Przy okazji dzisiejszej wizyty w ASO postanowiłem dopytać o kilka rzeczy odnośnie 1.3 130 i 150 KM. Pan przyjmujący auto na serwis stwierdził , że między tymi silnikami wg jego wiedzy jest różnica tylko w sofcie . Powiedział , że w reno w tych wersjach 160KM możliwe , że są bardziej wydajne wtryski ale też nie jest tego taki pewien.
Pytałem też o największe przebiegi jakie miał u siebie w serwisie to najwięcej widział 60000km więc nie ma co gadać o żywotności. Stwierdził też , że Reno poszło po rozum do głowy po 1.2 TCE w szczególności silnik przed 2017 rokiem, bo wtedy polepszyli ten motor i wyprodukowali całkiem nową jednostkę czyli 1.3 Stwierdził , że reno nauczyło się czegoś na błędach i jest lepiej niz z 1.2 na początku produkcji.

Co do spalania w moim 1.3 130KM, 4x2, to nie wiem jakie jest , bo przestałem to sprawdzać ;) Na komputerze z ostantich 2000km mam 7,7L/100KM.

Kapitan Shinobi - 2020-12-30, 23:17

1.3 TCe 130 KM, 4x4 - komp - ok 8l/100. Ale mam wrażenie, że łyka trochę więcej. 8 litrów to przy 40l (zwykle ok 40-42 mi wchodzi do baku) powinno dawać spokojne 500 km, a nie zrobię tyle (no chyba, że trafi się trasa, która podciągnie mi wynik).
klazow - 2020-12-31, 11:37

badboy85 napisał/a:


... Co do spalania w moim 1.3 130KM, 4x2, to nie wiem jakie jest , bo przestałem to sprawdzać ;) Na komputerze z ostantich 2000km mam 7,7L/100KM.


Dzięki za ten wpis.
Obawiałem się już, że jestem jedynym na świecie posiadaczem Dustera, któremu po kilku miesiącach stwierdzania, że wychodzi 8 z haczykiem... ochota na sprawdzanie minęła.

A tak możemy już mniejszość zarejestrować :mrgreen:

Filipcio - 2022-04-20, 14:55

Gratulacje i miliona kilometrów

Odebrałem niedawno tą samą wersje - 4x4 150 TCE i jestem zadowolony. Przejechałem dopiero jakieś 700km. Nie przekraczając 3500 obrotów silnik wg. komputera pije 6.7l (bez eco czy start stop). Dla mnie jeśli spalanie będzie utrzymywać się poniżej 8 litrów to jak na taką bryłę miodzio.

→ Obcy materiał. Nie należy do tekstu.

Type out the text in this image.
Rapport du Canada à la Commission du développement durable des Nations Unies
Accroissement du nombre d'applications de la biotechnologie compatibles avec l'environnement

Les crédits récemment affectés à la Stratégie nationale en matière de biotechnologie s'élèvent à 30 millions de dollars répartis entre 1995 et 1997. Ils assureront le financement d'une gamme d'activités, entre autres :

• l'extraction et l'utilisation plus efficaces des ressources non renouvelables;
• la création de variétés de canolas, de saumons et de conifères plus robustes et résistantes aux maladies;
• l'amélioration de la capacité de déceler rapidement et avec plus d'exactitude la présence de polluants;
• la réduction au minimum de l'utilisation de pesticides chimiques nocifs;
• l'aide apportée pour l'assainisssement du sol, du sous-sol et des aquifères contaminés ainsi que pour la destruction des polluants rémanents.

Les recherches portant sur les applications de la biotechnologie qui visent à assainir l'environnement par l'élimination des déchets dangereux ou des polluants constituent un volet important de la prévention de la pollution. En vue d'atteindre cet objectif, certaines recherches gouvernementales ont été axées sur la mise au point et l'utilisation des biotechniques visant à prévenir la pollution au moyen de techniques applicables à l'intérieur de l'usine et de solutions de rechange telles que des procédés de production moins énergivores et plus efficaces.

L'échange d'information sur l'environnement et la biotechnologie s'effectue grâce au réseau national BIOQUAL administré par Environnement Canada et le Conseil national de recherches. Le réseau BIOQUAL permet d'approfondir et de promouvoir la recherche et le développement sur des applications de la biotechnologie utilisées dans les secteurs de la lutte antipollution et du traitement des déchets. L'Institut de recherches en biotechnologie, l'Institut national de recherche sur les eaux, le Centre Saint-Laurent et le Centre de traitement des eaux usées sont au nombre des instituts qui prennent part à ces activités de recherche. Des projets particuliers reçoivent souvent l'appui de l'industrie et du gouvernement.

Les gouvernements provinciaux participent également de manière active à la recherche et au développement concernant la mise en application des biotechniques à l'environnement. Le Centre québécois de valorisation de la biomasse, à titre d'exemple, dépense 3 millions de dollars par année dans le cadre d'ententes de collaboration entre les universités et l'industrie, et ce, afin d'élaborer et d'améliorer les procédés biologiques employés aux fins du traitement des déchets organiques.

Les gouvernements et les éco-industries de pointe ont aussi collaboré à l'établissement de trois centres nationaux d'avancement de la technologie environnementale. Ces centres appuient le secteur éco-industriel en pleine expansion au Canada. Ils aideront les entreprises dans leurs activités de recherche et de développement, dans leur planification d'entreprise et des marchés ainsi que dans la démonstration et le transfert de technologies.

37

Przy około 2000 obrotów słychać lekki metaliczny świst, który robi się cichszy po rozgrzaniu silnika, nie występuje po przekroczeniu 2k obrotów albo jeździe poniżej. Lewarek skrzyni czasami drgnie (podobno ten typ tak ma), a poza tym - auto jest ciche, elastyczne i szybkie, choć z racji specyficznie zestrojonej skrzyni wolę ruszać spokojnie. Za miastem można jechać cały czas na 5tym biegu i tempomacie.